Eligibility is also shaped by strict vintage rules. For Phase 1, credits must generally originate from projects whose first crediting period began after January 1, 2016, and must correspond to emissions reductions achieved between January 1, 2021, and December 31, 2026. These constraints further narrow the pool of available credits.

In 2026, the CORSIA market is tightening significantly. While more than 130 states are now participating, the supply of Phase 1-compliant credits remains limited. A major reason for this is the slow pace at which countries are establishing Article 6 frameworks and issuing Letters of Authorization, creating a bottleneck in the system.

At the same time, regulatory developments in key markets are adding new layers of complexity.

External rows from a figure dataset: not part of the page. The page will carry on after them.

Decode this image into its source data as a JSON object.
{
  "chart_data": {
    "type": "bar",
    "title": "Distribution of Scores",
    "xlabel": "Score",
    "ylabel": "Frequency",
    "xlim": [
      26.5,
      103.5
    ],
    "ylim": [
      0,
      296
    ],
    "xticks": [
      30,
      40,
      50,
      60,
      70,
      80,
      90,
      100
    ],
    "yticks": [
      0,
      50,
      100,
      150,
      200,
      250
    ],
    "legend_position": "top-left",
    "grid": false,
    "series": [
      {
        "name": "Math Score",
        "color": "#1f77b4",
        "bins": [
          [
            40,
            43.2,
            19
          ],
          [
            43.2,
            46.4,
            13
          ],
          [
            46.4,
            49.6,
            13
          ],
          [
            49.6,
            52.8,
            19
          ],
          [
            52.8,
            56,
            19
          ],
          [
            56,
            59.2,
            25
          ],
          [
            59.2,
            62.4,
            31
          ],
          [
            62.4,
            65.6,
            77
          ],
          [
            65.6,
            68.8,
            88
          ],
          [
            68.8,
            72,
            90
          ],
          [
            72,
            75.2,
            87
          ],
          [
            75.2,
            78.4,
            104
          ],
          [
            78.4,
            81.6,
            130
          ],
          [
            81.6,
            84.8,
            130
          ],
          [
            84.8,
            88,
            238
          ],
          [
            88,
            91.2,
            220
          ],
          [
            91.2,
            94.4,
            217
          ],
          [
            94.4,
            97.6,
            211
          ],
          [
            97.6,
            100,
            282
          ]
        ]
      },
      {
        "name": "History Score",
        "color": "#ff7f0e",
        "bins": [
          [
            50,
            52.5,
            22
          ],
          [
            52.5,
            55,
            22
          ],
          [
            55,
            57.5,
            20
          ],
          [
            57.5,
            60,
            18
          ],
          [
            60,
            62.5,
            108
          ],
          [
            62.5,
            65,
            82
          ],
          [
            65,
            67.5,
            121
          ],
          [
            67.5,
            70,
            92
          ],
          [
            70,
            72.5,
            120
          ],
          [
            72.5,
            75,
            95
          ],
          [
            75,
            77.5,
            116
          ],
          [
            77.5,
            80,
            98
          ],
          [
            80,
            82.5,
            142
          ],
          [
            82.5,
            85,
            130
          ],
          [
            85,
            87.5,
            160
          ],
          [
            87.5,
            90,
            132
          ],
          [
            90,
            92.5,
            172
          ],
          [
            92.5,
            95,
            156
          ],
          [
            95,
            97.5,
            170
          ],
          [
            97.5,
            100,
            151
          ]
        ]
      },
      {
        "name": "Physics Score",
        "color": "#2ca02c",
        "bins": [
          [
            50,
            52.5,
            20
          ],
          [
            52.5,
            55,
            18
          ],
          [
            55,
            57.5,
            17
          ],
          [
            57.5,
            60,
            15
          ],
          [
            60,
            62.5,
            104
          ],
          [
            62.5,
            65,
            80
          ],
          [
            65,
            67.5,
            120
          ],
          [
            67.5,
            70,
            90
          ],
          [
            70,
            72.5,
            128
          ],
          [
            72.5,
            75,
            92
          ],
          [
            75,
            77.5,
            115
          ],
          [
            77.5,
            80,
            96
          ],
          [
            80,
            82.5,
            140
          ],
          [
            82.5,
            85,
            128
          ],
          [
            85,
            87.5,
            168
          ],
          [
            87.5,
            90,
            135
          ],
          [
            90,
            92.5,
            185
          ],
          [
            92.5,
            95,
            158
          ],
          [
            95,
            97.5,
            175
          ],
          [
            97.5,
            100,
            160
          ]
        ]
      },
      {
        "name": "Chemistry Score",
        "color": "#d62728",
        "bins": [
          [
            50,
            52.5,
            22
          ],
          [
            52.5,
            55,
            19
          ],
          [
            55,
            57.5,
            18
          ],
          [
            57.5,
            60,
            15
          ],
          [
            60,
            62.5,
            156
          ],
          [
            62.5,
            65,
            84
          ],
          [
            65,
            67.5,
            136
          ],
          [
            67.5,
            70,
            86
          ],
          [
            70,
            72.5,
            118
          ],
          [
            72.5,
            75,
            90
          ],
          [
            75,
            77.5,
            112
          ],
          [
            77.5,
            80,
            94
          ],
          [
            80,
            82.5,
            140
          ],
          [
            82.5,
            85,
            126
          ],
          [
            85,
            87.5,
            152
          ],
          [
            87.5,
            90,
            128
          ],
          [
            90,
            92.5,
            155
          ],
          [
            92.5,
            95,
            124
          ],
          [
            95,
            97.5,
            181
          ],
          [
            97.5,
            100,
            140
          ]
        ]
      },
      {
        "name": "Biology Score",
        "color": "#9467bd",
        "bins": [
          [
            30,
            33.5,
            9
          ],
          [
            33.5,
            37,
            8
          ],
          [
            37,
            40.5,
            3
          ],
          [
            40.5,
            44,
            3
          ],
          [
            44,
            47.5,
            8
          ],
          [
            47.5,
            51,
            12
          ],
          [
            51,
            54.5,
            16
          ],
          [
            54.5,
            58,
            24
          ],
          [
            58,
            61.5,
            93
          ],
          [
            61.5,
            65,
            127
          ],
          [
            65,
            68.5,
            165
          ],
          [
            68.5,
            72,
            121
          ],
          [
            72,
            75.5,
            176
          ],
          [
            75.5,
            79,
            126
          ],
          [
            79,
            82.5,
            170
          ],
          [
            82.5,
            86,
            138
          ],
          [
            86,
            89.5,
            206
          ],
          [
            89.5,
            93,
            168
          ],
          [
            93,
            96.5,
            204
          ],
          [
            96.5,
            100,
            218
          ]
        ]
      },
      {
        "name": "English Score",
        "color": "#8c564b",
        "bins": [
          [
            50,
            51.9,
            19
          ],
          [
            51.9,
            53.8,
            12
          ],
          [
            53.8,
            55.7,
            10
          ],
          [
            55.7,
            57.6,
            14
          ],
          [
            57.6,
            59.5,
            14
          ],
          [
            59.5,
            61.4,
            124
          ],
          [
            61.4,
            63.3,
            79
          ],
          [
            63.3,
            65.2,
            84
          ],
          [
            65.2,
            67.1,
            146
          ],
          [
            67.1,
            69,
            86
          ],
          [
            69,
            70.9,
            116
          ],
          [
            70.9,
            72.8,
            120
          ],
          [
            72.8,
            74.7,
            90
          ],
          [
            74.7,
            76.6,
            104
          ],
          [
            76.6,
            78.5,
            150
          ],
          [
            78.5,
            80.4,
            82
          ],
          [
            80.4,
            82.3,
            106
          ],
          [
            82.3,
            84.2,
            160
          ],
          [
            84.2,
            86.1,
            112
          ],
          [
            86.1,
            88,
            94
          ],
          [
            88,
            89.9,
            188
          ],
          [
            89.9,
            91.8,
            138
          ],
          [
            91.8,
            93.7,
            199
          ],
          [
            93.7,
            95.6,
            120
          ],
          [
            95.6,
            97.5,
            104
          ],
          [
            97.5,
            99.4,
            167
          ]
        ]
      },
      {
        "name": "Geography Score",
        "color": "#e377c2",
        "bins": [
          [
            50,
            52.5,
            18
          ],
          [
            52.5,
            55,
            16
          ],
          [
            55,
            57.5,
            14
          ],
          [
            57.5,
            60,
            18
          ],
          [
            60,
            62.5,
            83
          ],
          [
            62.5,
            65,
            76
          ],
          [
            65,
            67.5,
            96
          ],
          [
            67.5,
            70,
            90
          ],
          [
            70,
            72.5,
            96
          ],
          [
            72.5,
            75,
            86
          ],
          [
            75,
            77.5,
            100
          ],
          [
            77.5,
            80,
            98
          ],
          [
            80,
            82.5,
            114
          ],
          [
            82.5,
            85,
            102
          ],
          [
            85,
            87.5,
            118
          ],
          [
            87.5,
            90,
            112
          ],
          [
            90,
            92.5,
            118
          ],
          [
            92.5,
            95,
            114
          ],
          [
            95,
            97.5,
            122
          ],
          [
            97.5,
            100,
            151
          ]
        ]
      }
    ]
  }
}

A recent draft proposal from the European Commission has introduced uncertainty by suggesting stricter eligibility criteria for airlines operating within the European Union. This could potentially exclude certain forest conservation projects and place limits on specific clean cooking methodologies, reshaping demand for different types of credits.

Pricing dynamics are also evolving. New mechanisms such as conditional offtake agreements are emerging, allowing airlines to secure future credit supply that is expected to be formally tagged in registries by 2028. These instruments are becoming essential as companies seek to manage exposure to rising spot market prices in an increasingly constrained environment.

For project developers, the implications are clear. Environmental integrity is no longer optional. It is the defining currency of the carbon market. As ICAO evaluates new programs for the next compliance cycle, the focus is shifting toward transparency, methodological rigor, and credible corresponding adjustment pathways.

The window to position high-quality projects within this system is narrowing. Those who move early, align with evolving standards, and secure host country authorization will be best placed to capture value.

The time to act is now. The sky is no longer the limit. It is the baseline.